US stocks rose modestly and Treasury yields dipped on Tuesday, as new signs that inflation cooled last month boosted hopes that the Federal Reserve would slow the pace of its interest rate increases.
Wall Street’s benchmark S&P 500 had climbed 0.8 per cent by mid-afternoon in New York, trimming earlier gains, while the tech-heavy Nasdaq Composite was 1.5 per cent higher. The S&P 500 has gained nearly 14 per cent from its intraday low in the second week of October.
Tuesday’s gains followed a report that showed US producer prices rose 0.2 per cent in October from September, compared with expectations in a Bloomberg poll of 0.4 per cent. The annual rate of wholesale inflation came in at 8 per cent, down from 8.5 per cent in September.
“This data is further confirmation of the peak for now in inflation, evidence that we’ve been seeing for months,” said Peter Boockvar, chief investment officer at Bleakley Financial Group.
The slowdown in the rise in factory gate prices comes after a report last week showed US consumer inflation was also easing, increasing hopes among some investors that the Fed would slow its tightening of monetary policy, which has lifted the dollar and weighed on stocks.
US government bond markets rallied — the yield on two-year US Treasuries slipped 0.03 percentage points to 4.38 per cent. The yield on the benchmark 10-year US note dropped 0.05 percentage points to 3.82 per cent.
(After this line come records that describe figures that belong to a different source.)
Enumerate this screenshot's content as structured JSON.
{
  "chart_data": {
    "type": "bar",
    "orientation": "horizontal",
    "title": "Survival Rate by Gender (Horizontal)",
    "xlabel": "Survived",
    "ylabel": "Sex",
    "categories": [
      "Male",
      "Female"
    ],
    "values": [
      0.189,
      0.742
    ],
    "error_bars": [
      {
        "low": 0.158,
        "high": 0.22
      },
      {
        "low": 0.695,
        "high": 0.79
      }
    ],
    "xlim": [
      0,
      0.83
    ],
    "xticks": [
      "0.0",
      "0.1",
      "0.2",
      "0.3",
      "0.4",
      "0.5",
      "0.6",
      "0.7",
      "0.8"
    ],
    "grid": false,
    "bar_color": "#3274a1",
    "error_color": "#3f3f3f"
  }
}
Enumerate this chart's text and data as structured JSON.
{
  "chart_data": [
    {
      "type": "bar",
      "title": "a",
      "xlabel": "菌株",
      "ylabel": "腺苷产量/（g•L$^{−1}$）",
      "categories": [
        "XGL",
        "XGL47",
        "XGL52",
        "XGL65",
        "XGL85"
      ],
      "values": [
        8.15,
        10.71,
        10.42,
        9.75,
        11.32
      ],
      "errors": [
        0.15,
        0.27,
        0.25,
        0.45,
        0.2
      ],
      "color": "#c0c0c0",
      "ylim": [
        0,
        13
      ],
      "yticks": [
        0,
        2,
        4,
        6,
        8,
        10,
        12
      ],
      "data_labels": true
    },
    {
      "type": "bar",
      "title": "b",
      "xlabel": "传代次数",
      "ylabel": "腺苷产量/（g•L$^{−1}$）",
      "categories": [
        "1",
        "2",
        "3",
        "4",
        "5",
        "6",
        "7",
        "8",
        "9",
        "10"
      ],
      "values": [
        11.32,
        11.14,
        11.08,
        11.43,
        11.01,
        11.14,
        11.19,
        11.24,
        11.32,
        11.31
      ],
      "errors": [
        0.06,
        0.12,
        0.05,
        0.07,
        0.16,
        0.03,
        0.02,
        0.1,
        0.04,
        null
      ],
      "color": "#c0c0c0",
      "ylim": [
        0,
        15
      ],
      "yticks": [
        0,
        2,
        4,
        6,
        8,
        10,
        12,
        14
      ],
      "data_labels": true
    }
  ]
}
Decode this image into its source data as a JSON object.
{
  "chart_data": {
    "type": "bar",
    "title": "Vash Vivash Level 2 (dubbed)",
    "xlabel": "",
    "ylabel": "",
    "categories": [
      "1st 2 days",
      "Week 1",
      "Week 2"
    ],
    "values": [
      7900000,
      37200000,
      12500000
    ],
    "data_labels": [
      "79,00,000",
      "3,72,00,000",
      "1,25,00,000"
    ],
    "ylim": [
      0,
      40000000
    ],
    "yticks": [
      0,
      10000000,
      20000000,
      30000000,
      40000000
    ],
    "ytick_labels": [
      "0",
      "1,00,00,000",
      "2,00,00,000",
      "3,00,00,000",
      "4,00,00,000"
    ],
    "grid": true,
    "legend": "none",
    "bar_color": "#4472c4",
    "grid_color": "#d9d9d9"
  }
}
Yields fall when prices rise.
Some analysts believe investors have become unjustifiably optimistic on the recent gains in Wall Street stocks, however.
“S&P 500 daily returns of more than 2 per cent tend to be more frequent during bear markets,” said analysts at Goldman Sachs, who believe the recent rally in bonds and risky assets was “likely overdone”.
“The larger than expected inflation reset might support a slowdown in the hiking pace, but risks of a hike cycle extension remain,” the bank added.
Lael Brainard, vice-chair of the Fed, said on Monday that a slower pace of rate rises did not mean the central bank was damping its efforts to tackle historically high inflation.
“We’ve done a lot, but we have additional work to do both on raising rates and sustaining restraint to bring inflation down to 2 per cent over time,” she said, adding that while October’s better than expected inflation data was “reassuring”, it was only “preliminary”.
The debate over whether the latest upswing for equities constitutes the start of a genuine bull run or just a bear market rally is largely redundant in the absence of fresh economic news, said Mike Zigmont, head of trading and research at Harvest Volatility Management.
“Let’s just accept that investors are confused, but they are also not scared,” Zigmont added. “They just got a huge dose of relief [from the latest CPI data] and now they’re acclimatising to the new environment.”
Bank of America’s latest Global Fund Manager Survey, meanwhile, revealed 92 per cent of those polled predicted a bout of stagflation — low growth and high inflation — in 2023.
Asian markets also made strong gains after Xi Jinping and Joe Biden signalled a desire to improve US-China ties at a meeting on Monday ahead of the G20 summit in Indonesia, and Beijing moved to ease some pandemic curbs.
Hong Kong’s Hang Seng index added 4.1 per cent and has climbed by a quarter since its late-October low. China’s CSI 300 gained 1.9 per cent, while Japan’s Topix rose 0.4 per cent and South Korea’s Kospi added 0.2 per cent.
The regional Stoxx Europe 600 added 0.4 per cent, while London’s FTSE fell 0.2 per cent.